Terms of the contract between the two included terms about the share of Wetherspoons’ bars that would be dedicated to InBev’s products. The contract included a requirement that Wetherspoons would display and dispense a pre-agreed number of InBev’s brands on beer tap T-bars in its 843 pubs. The contract also prevented Wetherspoons from displaying and dispensing certain competitor products from its beer taps. The dispute that has arisen between the two companies relates to who is responsible for arranging and implementing this product reorganisation.

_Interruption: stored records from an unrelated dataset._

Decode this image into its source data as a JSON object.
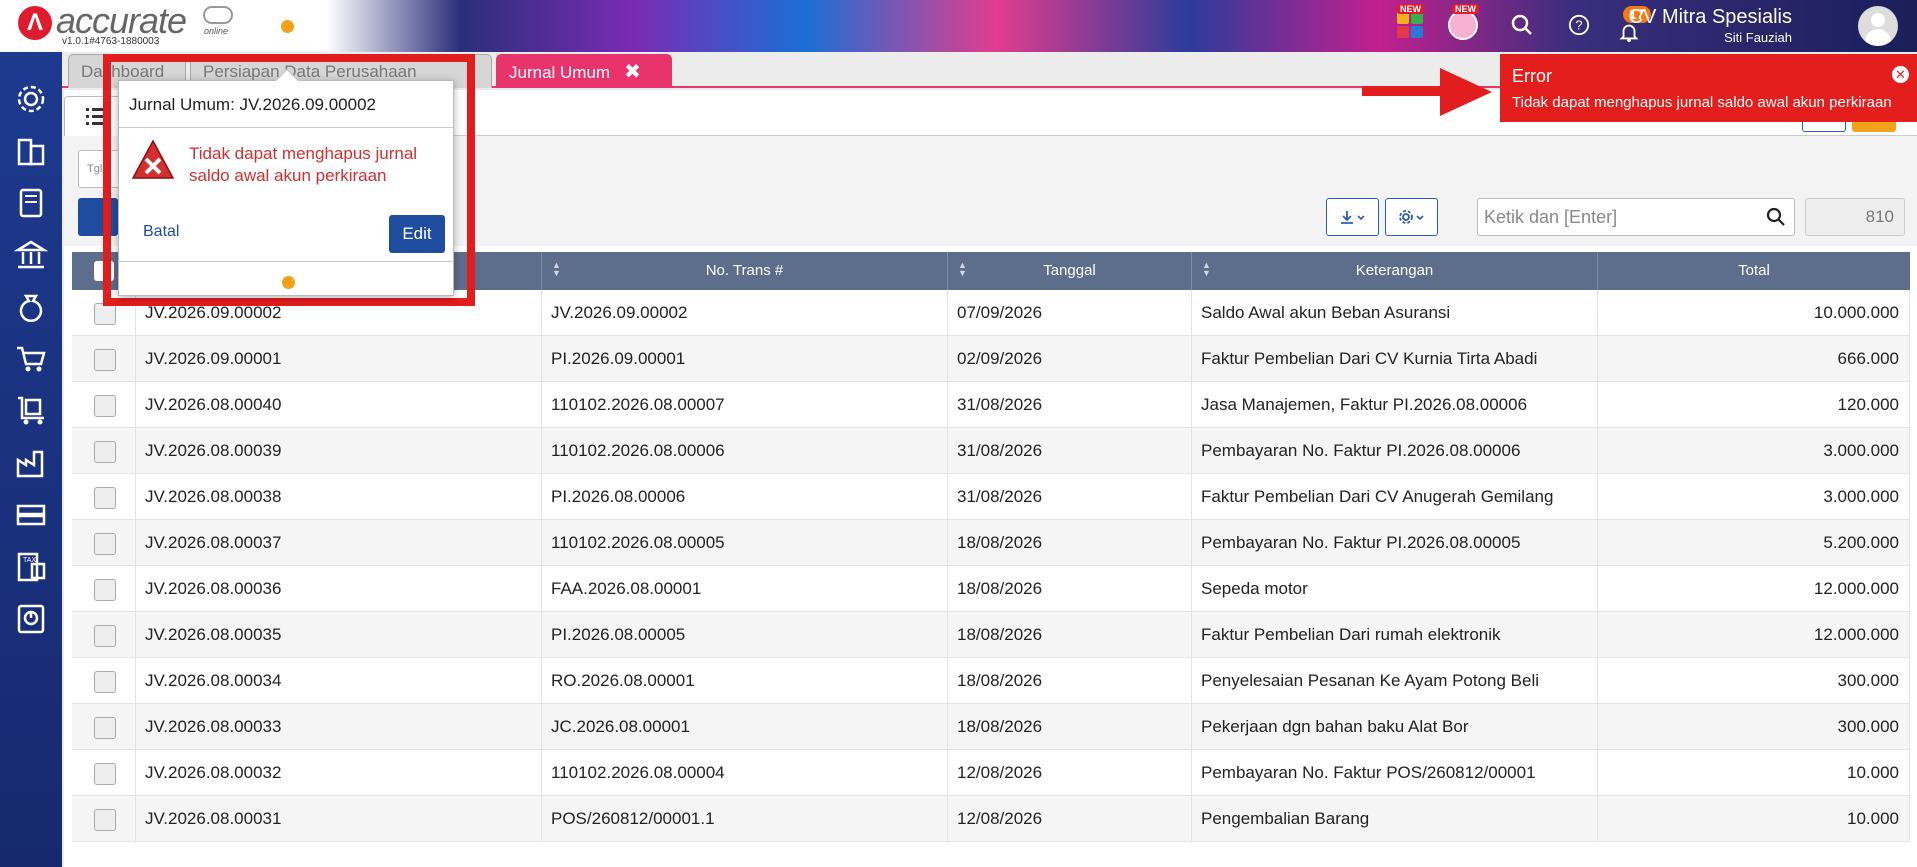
{
  "header": {
    "logo_letter": "Λ",
    "logo_text": "accurate",
    "logo_sub": "online",
    "version": "v1.0.1#4763-1880003",
    "new_badge_1": "NEW",
    "new_badge_2": "NEW",
    "notification_count": "17",
    "company_name": "CV Mitra Spesialis",
    "user_name": "Siti Fauziah"
  },
  "tabs": [
    {
      "label": "Dashboard"
    },
    {
      "label": "Persiapan Data Perusahaan"
    },
    {
      "label": "Jurnal Umum",
      "close": "✖"
    }
  ],
  "filter": {
    "date_placeholder": "Tgl",
    "search_placeholder": "Ketik dan [Enter]",
    "record_count": "810"
  },
  "table": {
    "headers": [
      "No. Trans #",
      "Tanggal",
      "Keterangan",
      "Total"
    ],
    "rows": [
      {
        "no": "JV.2026.09.00002",
        "trans": "JV.2026.09.00002",
        "date": "07/09/2026",
        "desc": "Saldo Awal akun Beban Asuransi",
        "total": "10.000.000"
      },
      {
        "no": "JV.2026.09.00001",
        "trans": "PI.2026.09.00001",
        "date": "02/09/2026",
        "desc": "Faktur Pembelian Dari CV Kurnia Tirta Abadi",
        "total": "666.000"
      },
      {
        "no": "JV.2026.08.00040",
        "trans": "110102.2026.08.00007",
        "date": "31/08/2026",
        "desc": "Jasa Manajemen, Faktur PI.2026.08.00006",
        "total": "120.000"
      },
      {
        "no": "JV.2026.08.00039",
        "trans": "110102.2026.08.00006",
        "date": "31/08/2026",
        "desc": "Pembayaran No. Faktur PI.2026.08.00006",
        "total": "3.000.000"
      },
      {
        "no": "JV.2026.08.00038",
        "trans": "PI.2026.08.00006",
        "date": "31/08/2026",
        "desc": "Faktur Pembelian Dari CV Anugerah Gemilang",
        "total": "3.000.000"
      },
      {
        "no": "JV.2026.08.00037",
        "trans": "110102.2026.08.00005",
        "date": "18/08/2026",
        "desc": "Pembayaran No. Faktur PI.2026.08.00005",
        "total": "5.200.000"
      },
      {
        "no": "JV.2026.08.00036",
        "trans": "FAA.2026.08.00001",
        "date": "18/08/2026",
        "desc": "Sepeda motor",
        "total": "12.000.000"
      },
      {
        "no": "JV.2026.08.00035",
        "trans": "PI.2026.08.00005",
        "date": "18/08/2026",
        "desc": "Faktur Pembelian Dari rumah elektronik",
        "total": "12.000.000"
      },
      {
        "no": "JV.2026.08.00034",
        "trans": "RO.2026.08.00001",
        "date": "18/08/2026",
        "desc": "Penyelesaian Pesanan Ke Ayam Potong Beli",
        "total": "300.000"
      },
      {
        "no": "JV.2026.08.00033",
        "trans": "JC.2026.08.00001",
        "date": "18/08/2026",
        "desc": "Pekerjaan dgn bahan baku Alat Bor",
        "total": "300.000"
      },
      {
        "no": "JV.2026.08.00032",
        "trans": "110102.2026.08.00004",
        "date": "12/08/2026",
        "desc": "Pembayaran No. Faktur POS/260812/00001",
        "total": "10.000"
      },
      {
        "no": "JV.2026.08.00031",
        "trans": "POS/260812/00001.1",
        "date": "12/08/2026",
        "desc": "Pengembalian Barang",
        "total": "10.000"
      }
    ]
  },
  "popup": {
    "title": "Jurnal Umum: JV.2026.09.00002",
    "message": "Tidak dapat menghapus jurnal saldo awal akun perkiraan",
    "cancel_label": "Batal",
    "edit_label": "Edit"
  },
  "error_toast": {
    "title": "Error",
    "message": "Tidak dapat menghapus jurnal saldo awal akun perkiraan",
    "close": "✕"
  },
  "colors": {
    "sidebar": "#1d3a8f",
    "active_tab": "#e8336d",
    "error": "#e41d1d",
    "primary_button": "#1e4da0",
    "table_header": "#5d6e8c"
  }
}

Wetherspoons says that whilst the contract was silent on the point, it is “obvious” that InBev had responsibility for the reorganisation and that both it and InBev assumed InBev would do this given that this is in line with established industry practices. Wetherspoons point to communications between it and InBev following entry into the contract to evidence the “shared common assumption” between them about InBev’s responsibility. InBev disputes this, arguing that such work would need to have been the subject of an entirely separate contract.

Wetherspoons has issued Court proceedings against InBev seeking a declaration that InBev is responsible for displaying its brands and that if Wetherspoons is found to be responsible, it is seeking an injunction to prevent InBev’s "real and substantial threat" of terminating the contract between the two parties. Court pleadings allege that InBev was seeking significant price increases in 2022, in light of soaring inflation which made the two companies’ arrangement “uncommercial” and “loss-making” in any event. Wetherspoons say that InBev told it that it would walk away if prices did not increase and that it had the right to withhold supply.

InBev denies that it is customary for lead brewers to arrange the displays and says that any communications between the parties after the contract was entered into are irrelevant for the purposes of interpreting the obligations imposed by the contract.

It also denies that it threatened to withhold supply and has instead argued that Wetherspoons’ case is a “transparent attempt to re-write the bargain reached” in order to excuse Wetherspoons’ own failures to display InBev’s products. InBev is seeking a declaration that it has the right to terminate the contract. Furthermore, InBev is counter-claiming for damages in the sum of circa £9.9 million as well as for compensation for lost sales and loss of profit in the event it does terminate the contract.

The case highlights the pricing pressures on the consumer sector and we will be following it closely, particularly on behalf of our food and drink sector clients.

It also acts as a timely reminder of the importance of ensuring that contracts cover any and all obligations each party will have and the potentially dire consequences that can result from a real or alleged failure to do so.

Finally, the case highlights that parties may wish to be very careful about what they say to each other after a contract has been entered into in order to minimise the risk that one party will then argue that the other has subsequently “assumed an obligation” with potentially costly consequences.